Wärmepumpen kosten bis zu 25.000 Euro

Rund die Hälfte der Haushalte sind also noch von Gas und Öl abhängig. Auf Alternativen umzustellen, ist kostspielig und für viele Menschen schlicht nicht leistbar. Zwischen 11.000 und sogar 25.000 Euro kostet eine Wärmepumpe etwa für ein Einfamilienhaus. Eine große Investition, auch wenn der Staat bis zu 40 Prozent der Kosten zuschießt.

Alle wollen Wärmepumpen, warum?

Habecks Plan geht also über den Koalitionsvertrag hinaus, den SPD, Grüne und die wirtschaftsnahe FDP im Dezember 2021 beschlossen hatten: Darin war vereinbart worden, dass alle neuen Heizungsanlagen ab 2025 ihre Heizwärme zu mindestens 65 Prozent aus erneuerbaren Energien erzeugen müssen. Dies ist Experten zufolge mit Öl- und Gasanlagen nicht machbar, sondern nur mit alternativen Anlagen wie etwa Wärmepumpen oder Fernwärme.

Und dann kam auch noch der Krieg in der Ukraine, der alle Fragen zur Energieversorgung in Deutschland auf den Prüfstand stellte. Im Rekordtempo konnte sich Deutschland nahezu vollständig von russischen Importen von Öl und Gas lösen, wenn auch um den Preis stark gestiegener Energiepreise.

Neuer Streit mit der FDP

Habecks Pläne riefen jetzt aber den Koalitionspartner FDP auf den Plan. Deren Fraktionschef im Bundestag, Christian Dürr, sagte prompt: "Pauschale Verbote halte ich für falsch, stattdessen sollten wir ergebnisoffen bleiben und dafür sorgen, dass auch klassische Heizungen in Zukunft klimaneutral betrieben werden können." Wieder einmal deutet sich im Regierungsbündnis ein offener Konflikt zwischen den Grünen und der FDP an.

Christian Lindner (FDP) und Robert Habeck (Buendnis 90/Die Gruenen) im Bundestag stehend vor der Regierungsbank.
Auf Konfrontationskurs: Finanzminister Christian Lindner und Wirtschaftsminister Robert HabeckBild: Florian Gaertner/photothek/IMAGO

Zwei große Probleme stellen sich dabei für Habeck: Wärmepumpen sind teuer, Habeck will die Kosten für Hausbesitzer und auch Mieter durch ein milliardenschweres Förderprogramm dämpfen. Wie groß genau dieses Programm werden soll, ließ er noch offen. Problem Nummer Zwei: Es fehlen Fachkräfte, sowohl für den massenhaften Neueinbau von Wärmepumpen, als auch etwa in der Solarindustrie, die aktuell ein Defizit von rund 200.000 Stellen beklagt.

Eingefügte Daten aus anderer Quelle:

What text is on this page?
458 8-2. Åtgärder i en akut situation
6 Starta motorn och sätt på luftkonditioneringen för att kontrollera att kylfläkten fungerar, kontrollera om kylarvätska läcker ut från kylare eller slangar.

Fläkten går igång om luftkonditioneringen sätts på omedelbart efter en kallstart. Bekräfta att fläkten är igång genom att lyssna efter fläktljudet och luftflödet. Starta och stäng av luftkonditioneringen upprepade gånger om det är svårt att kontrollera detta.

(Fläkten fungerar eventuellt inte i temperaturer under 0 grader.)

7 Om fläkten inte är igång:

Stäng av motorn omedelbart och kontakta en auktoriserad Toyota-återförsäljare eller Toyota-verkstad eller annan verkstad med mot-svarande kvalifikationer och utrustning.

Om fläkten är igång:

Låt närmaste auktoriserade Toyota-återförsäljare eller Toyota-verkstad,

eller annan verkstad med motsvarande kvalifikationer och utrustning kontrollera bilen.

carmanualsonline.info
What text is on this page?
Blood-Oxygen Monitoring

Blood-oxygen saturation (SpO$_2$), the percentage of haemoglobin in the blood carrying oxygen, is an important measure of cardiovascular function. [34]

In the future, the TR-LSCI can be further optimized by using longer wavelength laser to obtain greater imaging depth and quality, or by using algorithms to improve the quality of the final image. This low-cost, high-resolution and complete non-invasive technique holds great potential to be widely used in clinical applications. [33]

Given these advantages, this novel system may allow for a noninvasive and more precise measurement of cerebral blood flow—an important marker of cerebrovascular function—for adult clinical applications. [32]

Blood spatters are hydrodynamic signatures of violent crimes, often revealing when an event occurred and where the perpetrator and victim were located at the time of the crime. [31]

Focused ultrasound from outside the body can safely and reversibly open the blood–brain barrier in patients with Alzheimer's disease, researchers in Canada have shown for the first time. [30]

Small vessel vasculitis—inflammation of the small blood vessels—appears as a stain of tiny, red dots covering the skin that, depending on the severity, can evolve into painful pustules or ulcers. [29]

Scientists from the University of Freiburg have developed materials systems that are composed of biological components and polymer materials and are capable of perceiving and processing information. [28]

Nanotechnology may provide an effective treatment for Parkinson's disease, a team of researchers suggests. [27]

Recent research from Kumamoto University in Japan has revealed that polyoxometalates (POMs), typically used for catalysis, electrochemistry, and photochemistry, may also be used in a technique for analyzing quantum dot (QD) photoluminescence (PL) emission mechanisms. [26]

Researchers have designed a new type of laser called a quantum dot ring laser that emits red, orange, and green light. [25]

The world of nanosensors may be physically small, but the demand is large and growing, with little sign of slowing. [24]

Lindner bremst bei der Haushaltsverkündung 

Und klar scheint auch zu sein:  Der grüne Minister eckt vor allem bei Finanzminister Christian Lindner an. Zwischen Lindner und Habeck herrscht nämlich auch aus anderen Gründen gerade dicke Luft: Offen hatte sich Habeck etwa gegen eine Vorfestlegung zur Erhöhung des Verteidigungsetats geäußert.

Lindner wiederum verschob am Freitag den Beschluss des Bundeskabinetts über die Eckwerte für den Haushalt des kommenden Jahres, der eigentlich für den kommenden Mittwoch fest vereinbart war. Und ließ seinen Staatssekretär Florian Toncar erklären: "Die Ausgabenwünsche vieler Ressorts sind weiterhin deutlich zu hoch oder es fehlt an Einsparungen an anderer Stelle, um neue Schwerpunkte setzen zu können." 

Damit dürfte, nicht schwer zu erraten, auch Habeck gemeint sein. Immerhin: Der ehrgeizige Minister bekam am Donnerstag Rückendeckung von Bundeskanzler Olaf Scholz (SPD), der in Berlin sagte: "Ab 2024 werden wir jedes Jahr 500.000 neue Wärmepumpen installieren."